Edgar Palacios of El Salvador received the Baptist World Alliance (BWA) Denton and Janice Lotz Human Rights Award during a meeting of the General Council in Chile on July 6.
"The Lord used me. With this award, the world Baptist family reaffirms its vocation for justice, the respect for human rights, and human dignity," Edgar Palacios says. (Photo: BWA)
The council forms part of the BWA annual gathering that was held from July 2-7 in Santiago.
Palacios was hailed as a pastor and leader, teacher and theologian, and as a pioneer educator.
Referred to as a respected peacemaker, he received special recognition for helping to negotiate peace in El Salvador during the civil war of 1980-92 and for working for the social well-being of the marginalized in Central America and in North America.
In his quest to bring peace to El Salvador, Palacios testified before the United Nations, the Organization of American States and the United States Congress on the situation in El Salvador. He served as co-president of a peace conference on El Salvador in the Netherlands.
Among other things, Palacios was coordinator and executive director of the Permanent Committee of the National Debate for Peace in El Salvador (CPDN), was executive secretary of the National Council of Churches of El Salvador, and a representative of the Historical Protestant Churches of El Salvador.
Currently a pastor at Calvary Baptist Church in Washington, D.C., Palacios served pastorates in El Salvador and Mexico and co-founded the Lutheran University of El Salvador.
In his response, Palacios paid tribute to "the heroism and courage of hundreds of leaders of the Salvadorian people that worked with the CPDN, who gave their lives and talents to achieve justice and peace."
He made special mention of Medardo Gómez, Lutheran bishop of El Salvador, "my friend," who supported the struggle for peace in El Salvador.

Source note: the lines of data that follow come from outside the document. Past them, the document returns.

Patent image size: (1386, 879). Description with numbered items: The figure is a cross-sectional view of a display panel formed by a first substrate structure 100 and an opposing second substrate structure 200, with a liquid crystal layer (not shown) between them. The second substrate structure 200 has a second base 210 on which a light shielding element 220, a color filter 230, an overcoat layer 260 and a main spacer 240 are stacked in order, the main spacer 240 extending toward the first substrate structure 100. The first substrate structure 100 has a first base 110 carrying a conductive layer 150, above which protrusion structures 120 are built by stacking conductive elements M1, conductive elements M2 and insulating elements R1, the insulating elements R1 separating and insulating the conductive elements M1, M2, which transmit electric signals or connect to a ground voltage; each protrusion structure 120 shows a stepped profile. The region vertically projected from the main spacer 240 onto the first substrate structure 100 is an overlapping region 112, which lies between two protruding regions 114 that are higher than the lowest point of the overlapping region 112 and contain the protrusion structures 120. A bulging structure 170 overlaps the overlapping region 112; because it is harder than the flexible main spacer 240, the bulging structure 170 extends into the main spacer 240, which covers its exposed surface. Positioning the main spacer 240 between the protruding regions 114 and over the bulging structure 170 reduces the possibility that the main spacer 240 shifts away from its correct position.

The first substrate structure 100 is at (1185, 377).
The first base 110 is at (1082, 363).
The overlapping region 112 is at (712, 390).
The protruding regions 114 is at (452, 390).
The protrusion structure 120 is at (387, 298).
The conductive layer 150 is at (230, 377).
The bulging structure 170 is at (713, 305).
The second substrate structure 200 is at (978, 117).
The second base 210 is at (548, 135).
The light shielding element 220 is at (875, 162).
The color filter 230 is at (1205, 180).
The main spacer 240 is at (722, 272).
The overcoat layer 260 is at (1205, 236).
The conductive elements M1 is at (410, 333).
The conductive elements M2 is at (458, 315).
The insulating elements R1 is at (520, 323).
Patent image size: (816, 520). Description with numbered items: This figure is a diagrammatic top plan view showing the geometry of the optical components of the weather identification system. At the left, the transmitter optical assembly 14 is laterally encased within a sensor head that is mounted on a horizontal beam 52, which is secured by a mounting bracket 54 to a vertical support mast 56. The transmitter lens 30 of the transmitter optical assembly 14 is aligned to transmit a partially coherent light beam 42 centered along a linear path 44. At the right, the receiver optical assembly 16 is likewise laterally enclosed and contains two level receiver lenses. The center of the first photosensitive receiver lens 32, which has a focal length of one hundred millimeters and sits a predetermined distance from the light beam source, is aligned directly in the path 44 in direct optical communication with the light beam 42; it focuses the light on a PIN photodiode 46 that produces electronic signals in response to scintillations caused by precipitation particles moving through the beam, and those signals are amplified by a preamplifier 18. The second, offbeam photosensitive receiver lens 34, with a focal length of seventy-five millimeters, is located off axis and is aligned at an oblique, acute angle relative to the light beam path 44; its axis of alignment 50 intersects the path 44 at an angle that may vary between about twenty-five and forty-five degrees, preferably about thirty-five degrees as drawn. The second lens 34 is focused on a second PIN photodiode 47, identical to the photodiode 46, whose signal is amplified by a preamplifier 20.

He recalled the role played by his late wife, Amparo, a Mexican by birth, but whose "heart was for El Salvador and Latin America."
He lauded her efforts to influence the U.N. and the United States Congress to ensure that those who suffered had a voice "in these centers of power."
"I was only a servant," Palacios told the roughly 300 Baptist leaders and delegates that had gathered from some 40 countries around the world.
"The Lord used me. With this award, the world Baptist family reaffirms its vocation for justice, the respect for human rights, and human dignity."